During most of the races we did this summer, we experienced periods of little to no wind. The beauty about this whilst racing is you can’t simply turn on the engine and head for home. You need to learn to make the most of it, and be (very!) patient. Here’s how to get the most out of light air.
- In light winds slacken everything (but don’t over-do it).
- Maintaining momentum once moving is vital. Sailing on a close reach (45° to 60°) is your best chance as you’ll harness most power of the apparent wind (remember, the faster you go the stronger the apparent wind, so the faster the boat goes, the more wind it gets and the faster it goes). Don’t be tempted to sail higher (closer to the wind) once you pick up some speed, you’ll slow down.
- There’s more wind at the top of the mast than the bottom, as even flat water creates surface friction (this effect is called “wind shear”).
- Keep everyone on board still, forward and to leeward. Weight on the low-side encourages the boat to heel and gets more of it out of the water so there’s less to drag along.

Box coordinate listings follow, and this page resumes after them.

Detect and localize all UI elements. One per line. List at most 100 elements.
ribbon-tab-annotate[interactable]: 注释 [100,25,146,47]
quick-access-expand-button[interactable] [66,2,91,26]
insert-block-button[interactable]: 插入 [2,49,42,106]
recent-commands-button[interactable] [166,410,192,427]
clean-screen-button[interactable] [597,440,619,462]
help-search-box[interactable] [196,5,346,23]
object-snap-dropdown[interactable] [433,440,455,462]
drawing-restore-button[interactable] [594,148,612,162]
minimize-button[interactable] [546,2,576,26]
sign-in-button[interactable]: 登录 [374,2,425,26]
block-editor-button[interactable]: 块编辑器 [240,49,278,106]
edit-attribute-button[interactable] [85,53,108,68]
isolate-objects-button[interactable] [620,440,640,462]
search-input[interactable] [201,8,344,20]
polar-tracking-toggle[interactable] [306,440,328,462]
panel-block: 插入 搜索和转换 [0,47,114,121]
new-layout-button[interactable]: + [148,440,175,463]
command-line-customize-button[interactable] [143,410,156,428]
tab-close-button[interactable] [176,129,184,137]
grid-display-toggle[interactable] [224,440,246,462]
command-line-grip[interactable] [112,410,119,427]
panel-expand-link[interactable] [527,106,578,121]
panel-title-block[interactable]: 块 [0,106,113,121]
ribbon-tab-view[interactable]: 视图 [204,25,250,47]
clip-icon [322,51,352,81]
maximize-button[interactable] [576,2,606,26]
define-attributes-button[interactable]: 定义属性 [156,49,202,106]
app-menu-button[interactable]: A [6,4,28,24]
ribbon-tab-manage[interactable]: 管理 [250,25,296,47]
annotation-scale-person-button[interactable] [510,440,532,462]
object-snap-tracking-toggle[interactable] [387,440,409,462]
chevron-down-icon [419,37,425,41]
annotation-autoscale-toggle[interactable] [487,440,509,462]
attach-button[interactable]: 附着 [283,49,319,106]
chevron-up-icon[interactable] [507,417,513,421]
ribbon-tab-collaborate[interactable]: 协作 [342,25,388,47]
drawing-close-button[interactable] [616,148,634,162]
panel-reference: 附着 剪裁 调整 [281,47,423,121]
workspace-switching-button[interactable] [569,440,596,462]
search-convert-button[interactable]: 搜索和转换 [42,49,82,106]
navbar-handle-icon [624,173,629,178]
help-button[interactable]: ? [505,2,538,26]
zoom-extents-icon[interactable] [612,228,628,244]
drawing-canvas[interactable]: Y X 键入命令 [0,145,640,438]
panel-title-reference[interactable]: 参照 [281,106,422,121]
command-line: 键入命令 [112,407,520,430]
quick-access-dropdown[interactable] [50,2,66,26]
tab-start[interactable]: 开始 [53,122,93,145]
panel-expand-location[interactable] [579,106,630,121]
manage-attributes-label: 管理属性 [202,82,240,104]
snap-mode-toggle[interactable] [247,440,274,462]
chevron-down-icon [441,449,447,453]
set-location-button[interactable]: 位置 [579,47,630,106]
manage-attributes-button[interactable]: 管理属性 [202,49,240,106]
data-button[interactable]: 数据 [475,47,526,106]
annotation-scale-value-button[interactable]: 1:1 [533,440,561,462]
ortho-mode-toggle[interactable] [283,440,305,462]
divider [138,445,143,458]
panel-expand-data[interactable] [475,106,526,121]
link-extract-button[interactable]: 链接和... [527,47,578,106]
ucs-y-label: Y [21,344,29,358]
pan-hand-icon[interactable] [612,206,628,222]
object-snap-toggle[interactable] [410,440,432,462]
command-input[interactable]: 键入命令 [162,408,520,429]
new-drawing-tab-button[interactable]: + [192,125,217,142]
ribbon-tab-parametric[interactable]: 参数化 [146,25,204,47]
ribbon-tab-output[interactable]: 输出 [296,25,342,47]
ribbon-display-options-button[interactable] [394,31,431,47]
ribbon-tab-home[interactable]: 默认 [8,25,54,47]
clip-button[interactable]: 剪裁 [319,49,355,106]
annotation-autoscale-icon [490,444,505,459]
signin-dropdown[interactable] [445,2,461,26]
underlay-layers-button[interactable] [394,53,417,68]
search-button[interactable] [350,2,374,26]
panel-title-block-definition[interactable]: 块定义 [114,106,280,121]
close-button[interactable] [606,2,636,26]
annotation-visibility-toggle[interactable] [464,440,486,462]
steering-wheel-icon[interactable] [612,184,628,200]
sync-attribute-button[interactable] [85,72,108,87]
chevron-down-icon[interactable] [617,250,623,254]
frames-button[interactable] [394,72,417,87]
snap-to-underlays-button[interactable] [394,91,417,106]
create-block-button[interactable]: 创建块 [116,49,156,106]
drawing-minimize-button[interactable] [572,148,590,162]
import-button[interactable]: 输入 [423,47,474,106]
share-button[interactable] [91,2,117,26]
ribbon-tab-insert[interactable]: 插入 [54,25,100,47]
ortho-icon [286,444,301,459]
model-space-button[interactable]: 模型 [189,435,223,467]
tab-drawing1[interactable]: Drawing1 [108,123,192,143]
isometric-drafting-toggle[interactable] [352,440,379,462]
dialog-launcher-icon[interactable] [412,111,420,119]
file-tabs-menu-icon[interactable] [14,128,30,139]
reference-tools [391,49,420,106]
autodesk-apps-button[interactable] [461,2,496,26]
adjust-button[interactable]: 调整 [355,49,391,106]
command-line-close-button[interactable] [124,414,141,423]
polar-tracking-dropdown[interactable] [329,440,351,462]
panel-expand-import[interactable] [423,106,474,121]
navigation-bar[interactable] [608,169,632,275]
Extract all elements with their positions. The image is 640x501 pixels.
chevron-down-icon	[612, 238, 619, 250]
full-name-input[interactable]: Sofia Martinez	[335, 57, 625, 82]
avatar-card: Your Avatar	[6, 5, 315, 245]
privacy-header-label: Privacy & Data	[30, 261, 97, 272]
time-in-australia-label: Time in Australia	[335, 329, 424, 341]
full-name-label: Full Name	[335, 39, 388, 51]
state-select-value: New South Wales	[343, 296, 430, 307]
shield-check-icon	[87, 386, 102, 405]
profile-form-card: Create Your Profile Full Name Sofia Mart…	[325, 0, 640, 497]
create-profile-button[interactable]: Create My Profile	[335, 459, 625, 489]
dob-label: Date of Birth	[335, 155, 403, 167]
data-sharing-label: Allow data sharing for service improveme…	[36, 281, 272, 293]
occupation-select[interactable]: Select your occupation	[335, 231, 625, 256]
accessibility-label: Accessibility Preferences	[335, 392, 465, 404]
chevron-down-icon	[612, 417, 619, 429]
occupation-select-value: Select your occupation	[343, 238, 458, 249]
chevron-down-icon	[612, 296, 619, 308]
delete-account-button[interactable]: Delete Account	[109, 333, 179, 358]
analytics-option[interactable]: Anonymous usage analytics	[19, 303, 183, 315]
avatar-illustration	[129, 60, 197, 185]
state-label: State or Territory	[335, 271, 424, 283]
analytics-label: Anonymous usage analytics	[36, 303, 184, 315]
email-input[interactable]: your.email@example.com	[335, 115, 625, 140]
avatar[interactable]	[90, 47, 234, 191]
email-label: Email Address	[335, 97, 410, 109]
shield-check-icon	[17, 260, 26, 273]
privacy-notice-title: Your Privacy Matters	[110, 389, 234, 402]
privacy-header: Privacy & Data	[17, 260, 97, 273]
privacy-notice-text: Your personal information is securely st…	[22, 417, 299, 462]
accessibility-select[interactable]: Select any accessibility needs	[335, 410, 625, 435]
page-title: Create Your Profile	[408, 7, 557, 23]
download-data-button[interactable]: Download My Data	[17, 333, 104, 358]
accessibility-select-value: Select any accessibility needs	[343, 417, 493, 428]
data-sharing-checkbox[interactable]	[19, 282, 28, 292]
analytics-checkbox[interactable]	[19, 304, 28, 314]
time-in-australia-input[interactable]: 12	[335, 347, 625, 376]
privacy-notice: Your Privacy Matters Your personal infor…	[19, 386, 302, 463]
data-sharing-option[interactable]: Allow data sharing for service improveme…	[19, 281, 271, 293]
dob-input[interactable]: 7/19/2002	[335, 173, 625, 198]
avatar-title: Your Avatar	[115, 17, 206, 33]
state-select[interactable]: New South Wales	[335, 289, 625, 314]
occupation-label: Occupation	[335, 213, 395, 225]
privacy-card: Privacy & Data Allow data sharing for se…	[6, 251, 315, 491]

- Don’t be tempted to turn the rudder left and right in an attempt to power along. It works for fish 🐠 but it won’t work for you as it increases friction.
- Steer as straight a course as possible, with minimum movement on the helm.
- Tide also plays a role (see the the Yachting Monthly article below).
- If you do have different foresails, change to your lightest and biggest.
- Ease the backstay (if you have a fractional rig), this makes the jib sag and creates more draft.
- Ease the main and jib halyards until you see a few horizontal wrinkles in the luff.
- Main: Ease the cunningham, kicker/vang and outhaul.
- Jib: Ease the sheets, but keep the sail full (if it looks saggy, you’ve gone too far).
- If you don’t have telltales, buy some 😊.
- We covered sail trim in issue 14 if you need a quick refresh.
- A quick reminder on the telltales – the bottom lot are steering guides, the top set inform sail twist.